Camille et Selma sont au fond du jardin, assisses sur un petit muret, elles ressentent cette connivence quand l’autre fait écho à nos émotions par une autre image. Camille est touchée, que cette fille ait suivi de loin ses émissions, son parcours, sans la connaitre. Elles ont en commun une sensibilité artistique non verbale, et ce n’est pas seulement à cause du champagne. C’est visiblement reposant pour Selma de parler avec Camille sans craindre de passer pour une illuminée, Camille se laisse contaminer par sa jeunesse. Finalement, Selma s’en va, elle a une autre soirée, Camille envisage de partir aussi, elle est un peu saoule. Mais Gaspard et Alix arrivent alors… elle se souvient de leur métiers respectifs avec Paul et Juliette et elle n’est pas surprise de les voir là finalement.

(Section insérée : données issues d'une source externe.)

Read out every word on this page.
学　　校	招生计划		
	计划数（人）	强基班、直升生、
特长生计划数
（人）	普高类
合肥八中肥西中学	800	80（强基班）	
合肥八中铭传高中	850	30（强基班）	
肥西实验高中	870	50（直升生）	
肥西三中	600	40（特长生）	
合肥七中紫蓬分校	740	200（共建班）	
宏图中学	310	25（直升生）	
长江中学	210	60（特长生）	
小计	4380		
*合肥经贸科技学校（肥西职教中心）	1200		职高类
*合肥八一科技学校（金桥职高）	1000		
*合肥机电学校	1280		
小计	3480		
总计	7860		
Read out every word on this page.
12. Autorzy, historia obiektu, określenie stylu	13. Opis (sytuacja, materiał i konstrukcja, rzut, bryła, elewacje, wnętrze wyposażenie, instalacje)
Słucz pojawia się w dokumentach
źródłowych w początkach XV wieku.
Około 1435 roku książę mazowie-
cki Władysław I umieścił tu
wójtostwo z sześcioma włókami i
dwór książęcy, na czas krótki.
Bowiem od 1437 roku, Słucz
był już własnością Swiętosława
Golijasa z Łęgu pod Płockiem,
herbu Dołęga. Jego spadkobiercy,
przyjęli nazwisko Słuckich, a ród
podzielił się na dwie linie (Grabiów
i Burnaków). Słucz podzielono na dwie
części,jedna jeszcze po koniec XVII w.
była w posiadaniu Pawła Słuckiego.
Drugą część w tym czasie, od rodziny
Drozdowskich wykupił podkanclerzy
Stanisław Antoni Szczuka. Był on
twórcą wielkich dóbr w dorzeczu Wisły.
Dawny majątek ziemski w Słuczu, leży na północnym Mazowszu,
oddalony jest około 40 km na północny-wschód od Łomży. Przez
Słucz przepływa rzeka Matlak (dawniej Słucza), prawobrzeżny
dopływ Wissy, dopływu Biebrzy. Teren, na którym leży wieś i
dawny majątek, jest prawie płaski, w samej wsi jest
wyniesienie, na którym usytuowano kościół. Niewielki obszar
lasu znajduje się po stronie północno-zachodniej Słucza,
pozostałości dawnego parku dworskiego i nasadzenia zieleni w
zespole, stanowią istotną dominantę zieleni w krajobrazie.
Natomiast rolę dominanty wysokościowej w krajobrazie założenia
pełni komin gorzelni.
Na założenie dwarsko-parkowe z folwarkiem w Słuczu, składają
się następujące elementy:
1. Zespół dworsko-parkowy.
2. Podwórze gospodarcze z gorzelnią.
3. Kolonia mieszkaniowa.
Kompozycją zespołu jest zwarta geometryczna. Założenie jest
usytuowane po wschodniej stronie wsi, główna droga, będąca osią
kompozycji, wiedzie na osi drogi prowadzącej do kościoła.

Alix et Gaspard ! Elle sait qu’ils vont passer un bon moment. Elle raccompagne Selma à l’entrée pour noter son numéro dans son téléphone qu’elle a laissé dans son sac. Alors qu’elle retourne au jardin Gaspard l’interpelle, il lui présente « François » et deux autres personnes qu’elle ne connait pas. Elle est visiblement surprise, François pense ils ne l’ont pas prévenue -elle-. Elle le regarde à la dérobée, distante. Il a enlevé sa veste, c’est mieux comme ça, il a un pull gris et le col de côté est déboutonné, il le porte à même la peau. Elle porte le même en bateau, -la même couleur- la marque bretonne qui l’a sauvé du froid aux Glénans. Elle se souvient qu’il habite à Brest, il l’a dit pendant sa présentation à la conférence. Elle ne parle pas. Gaspard rit avec l’autre couple et suggère à Camille de leur raconter son projet HERBES puisqu’ils quittent Marseille pour la campagne. Camille opine, elle raconte le Lubéron, la terre et dessous les roches, les pieds et les pousses, et tandis que les questions fusent, elle décrit avec moultes détails ses déboires, ses erreurs. Le jour où tous ces pieds de safran -une fortune- ont pourris avant même qu’elle ne les ait plantés. Elle raconte les améliorations, le rendement, elle sait être drôle. Finalement Gaspard s’intéresse à sa source et lui demande de lui envoyer les plans qu’elle possède, il voudrait étudier les angles de la pente, il a peut-être une idée de pompe. La discussion s’enchaine sur autre chose. François s’est glissé près d’elle, il met son corps de côté, comme pour les isoler du groupe, pour lui faire face, elle le laisse parler. « Je voulais te dire. » Il regarde ses mains, « je suis désolé pour tout à l’heure ». Elle rit « Ce n’est rien, en fait c’était plutôt drôle ». Il est surpris, gêné « Je ne savais pas, je suis désolé » … « Je me suis comporté comme un sale type… » son visage est d’une détresse infinie « Non ça va… » imperceptiblement elle recule, elle ne s’en rend pas compte, c’est son corps qui agit. Elle a envie de s’échapper. Il n’a pas connu Jacques, ça ne sert à rien de parler de lui, de son absence, comment aurait-il pu savoir ? Comment aurait-il pu ? C’était drôle et insolent. Subitement, elle est très lasse. Cette obligation qu’ils ont tous à se sentir contrits devant elle : elle n’en peut plus.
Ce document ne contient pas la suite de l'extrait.